Investors buckle under the strain

Ray Heath12 April 2012

UNDER attack from all sides, Asian investors surrendered. Poor earnings from high-profile US technology companies, Wall Street's tumble, the bulking up of local currencies and continued fears over America's corporate corruption, sent shares tumbling across the region.

A relatively upbeat forecast on the US economy from Federal Reserve chairman Alan Greenspan offered no comfort as billions of dollars were wiped off Asian portfolios in one-way trade.

While Greenspan had highlighted the strengths of the US economy, traders in Asia were taking more notice of his warnings that the impact of the corruption scandals would take a long time to heal, and could further damage consumer confidence.

Tokyo's Nikkei 225 fell for the third day, losing 112.31 to 10,138.31, a three-week low, before a late surge, up 45.60 to 10,296.02. Other markets followed after Wall Street suffered its seventh consecutive session of decline with a near-2% drop, which followed disappointing earnings statements from chip giant Intel, Apple Computer, and mobile phones leader Motorola.

As each company is a key player in the sectors on which Asian economies rely heavily for export-driven growth, the fallout was inevitable.

Sony, big in chips and computers, led the rout in Tokyo, where its shares fell by as much as 5% to a new low for the year in early trading.

The continued ascent of the yen, which dropped below 116 to the US dollar at one time in New York trading, added to the pain of exporters. Stocks of car giants Honda, Toyota and Nissan were trading more than 1% lower, despite growing conviction that the Japanese government was preparing to put the brakes on the yen's climb. After major intervention in May and June, the Japanese government has sat back, but ministers' recent warnings about the impact of the yen on the economy have fuelled expectations of further intervention soon.

Wall Street's fall drove down Hong Kong's Hang Seng index 167.87 points to 10,253.62, its third day of dives in a row.

Local sentiment was also hurt by a rise in unemployment to 7.7%, a record level which is expected to dent already-battered consumer confidence in the territory further. With the current flotation of the local arm of Bank of China sucking up more funds, other bank shares fell, and HSBC Holdings lost HK$1.25 to HK$85.75.

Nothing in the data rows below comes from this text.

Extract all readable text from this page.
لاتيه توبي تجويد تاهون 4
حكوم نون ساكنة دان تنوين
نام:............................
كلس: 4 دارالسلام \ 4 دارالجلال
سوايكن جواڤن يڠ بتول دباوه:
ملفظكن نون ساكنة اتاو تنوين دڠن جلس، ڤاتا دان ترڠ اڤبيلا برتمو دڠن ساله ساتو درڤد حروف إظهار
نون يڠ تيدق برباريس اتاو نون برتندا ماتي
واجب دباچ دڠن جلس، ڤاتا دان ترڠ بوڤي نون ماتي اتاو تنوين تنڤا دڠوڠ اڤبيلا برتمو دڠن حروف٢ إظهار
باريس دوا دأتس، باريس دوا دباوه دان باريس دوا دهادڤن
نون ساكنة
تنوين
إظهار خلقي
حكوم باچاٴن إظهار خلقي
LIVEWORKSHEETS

Technology stocks in Taiwan followed their rivals in Tokyo, and the Weighted Average tumbled 70.23 to 5247.78, but South Korean investors were spared similar pain by a public holiday.

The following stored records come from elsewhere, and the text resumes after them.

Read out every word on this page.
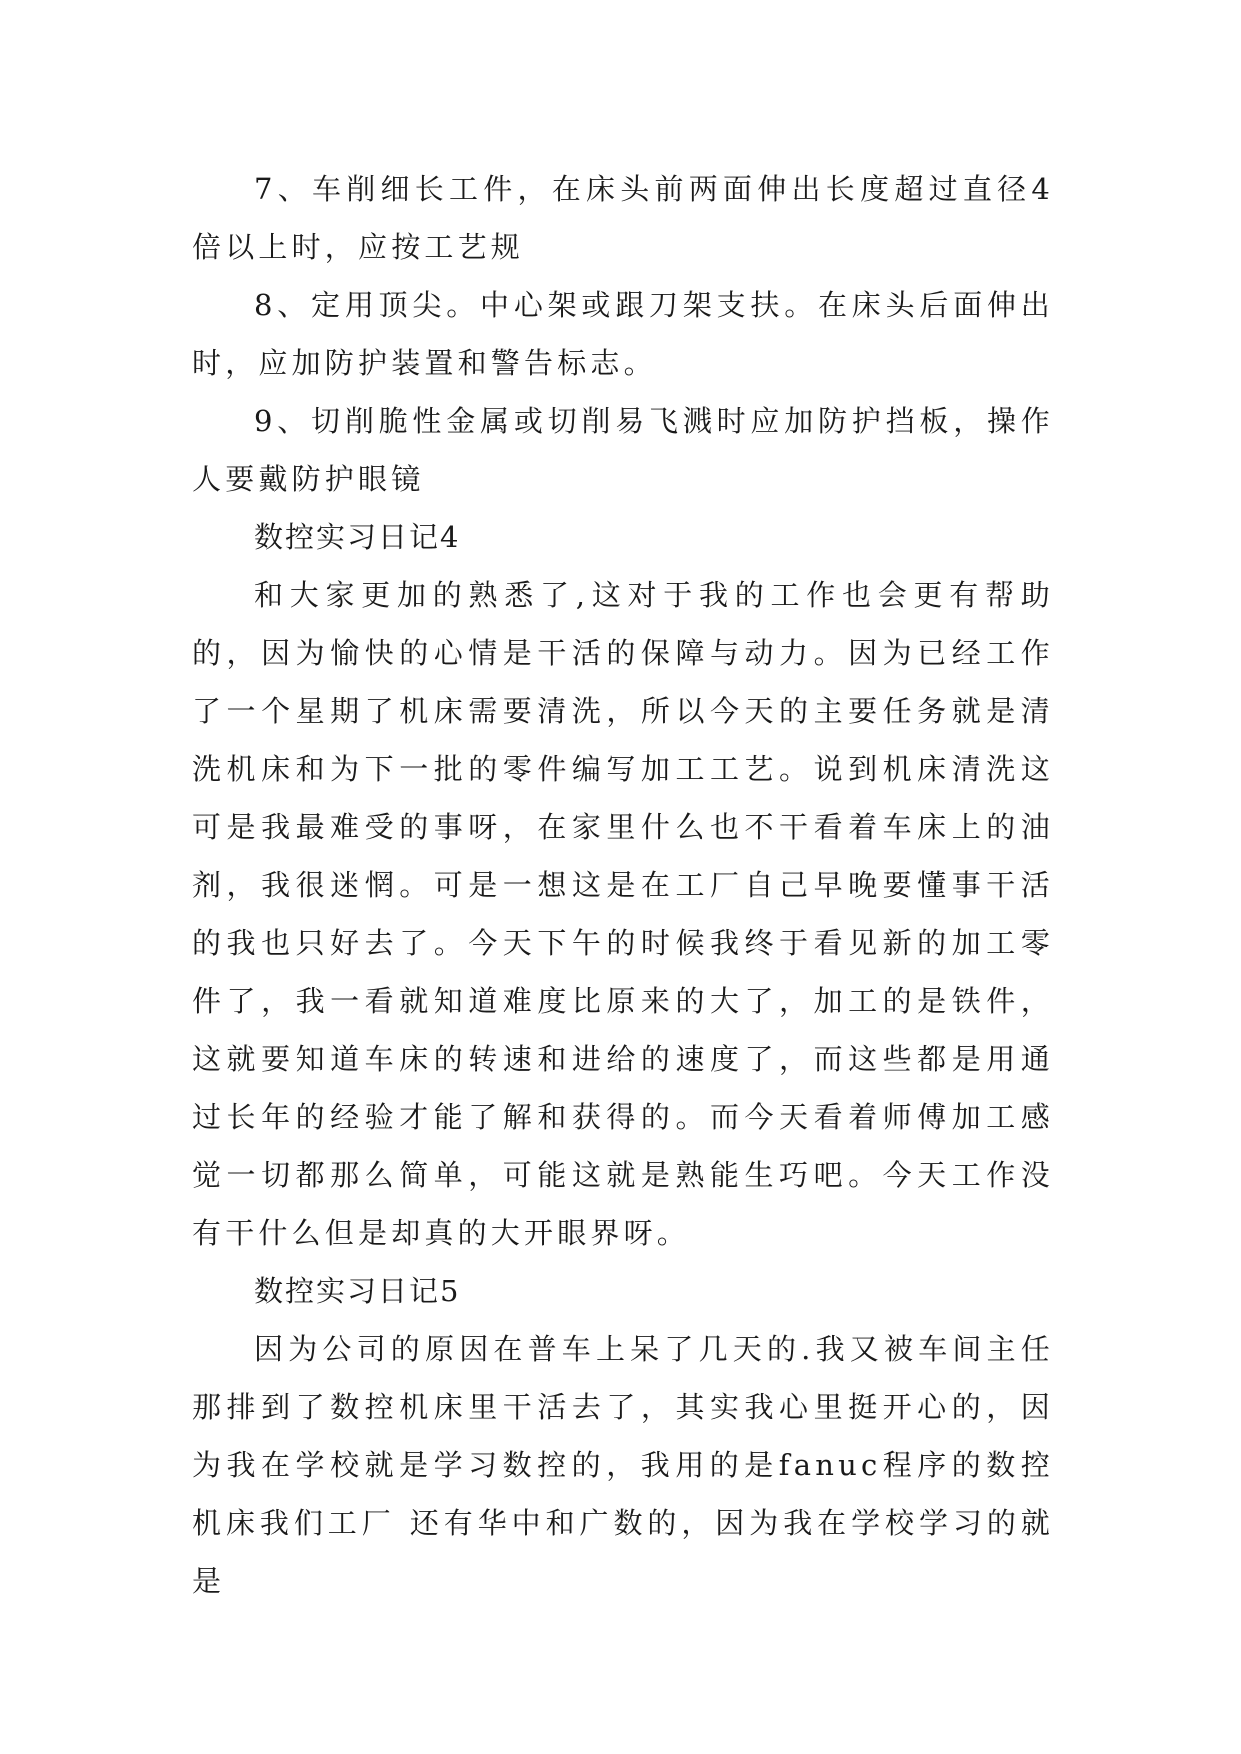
7、车削细长工件，在床头前两面伸出长度超过直径4倍以上时，应按工艺规

8、定用顶尖。中心架或跟刀架支扶。在床头后面伸出时，应加防护装置和警告标志。

9、切削脆性金属或切削易飞溅时应加防护挡板，操作人要戴防护眼镜

数控实习日记4

和大家更加的熟悉了,这对于我的工作也会更有帮助的，因为愉快的心情是干活的保障与动力。因为已经工作了一个星期了机床需要清洗，所以今天的主要任务就是清洗机床和为下一批的零件编写加工工艺。说到机床清洗这可是我最难受的事呀，在家里什么也不干看着车床上的油剂，我很迷惘。可是一想这是在工厂自己早晚要懂事干活的我也只好去了。今天下午的时候我终于看见新的加工零件了，我一看就知道难度比原来的大了，加工的是铁件，这就要知道车床的转速和进给的速度了，而这些都是用通过长年的经验才能了解和获得的。而今天看着师傅加工感觉一切都那么简单，可能这就是熟能生巧吧。今天工作没有干什么但是却真的大开眼界呀。

数控实习日记5

因为公司的原因在普车上呆了几天的.我又被车间主任那排到了数控机床里干活去了，其实我心里挺开心的，因为我在学校就是学习数控的，我用的是fanuc程序的数控机床我们工厂 还有华中和广数的，因为我在学校学习的就是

The poor outlook for PC sales damaged Singapore's suppliers of computer hardware and software, and the Straits Times index slid 9.98 to 1575.87.

Australian stocks were back to where they started the year in US dollar terms, as the All Ordinaries index lost 35.23 points to 3071.70. Resources stocks, which have been slack recently on fears of falling US demand, were further hit by a profits warning from WMC, which took 0.5% off its share price.

Shares in Malaysia, Thailand and Indonesia were easier. The Kuala Lumpur Composite fell 3.43 points to 730.93, Thailand's SET lost 1.18 to 391.37, and the Jakarta Composite slid 5.35 points to 476.42.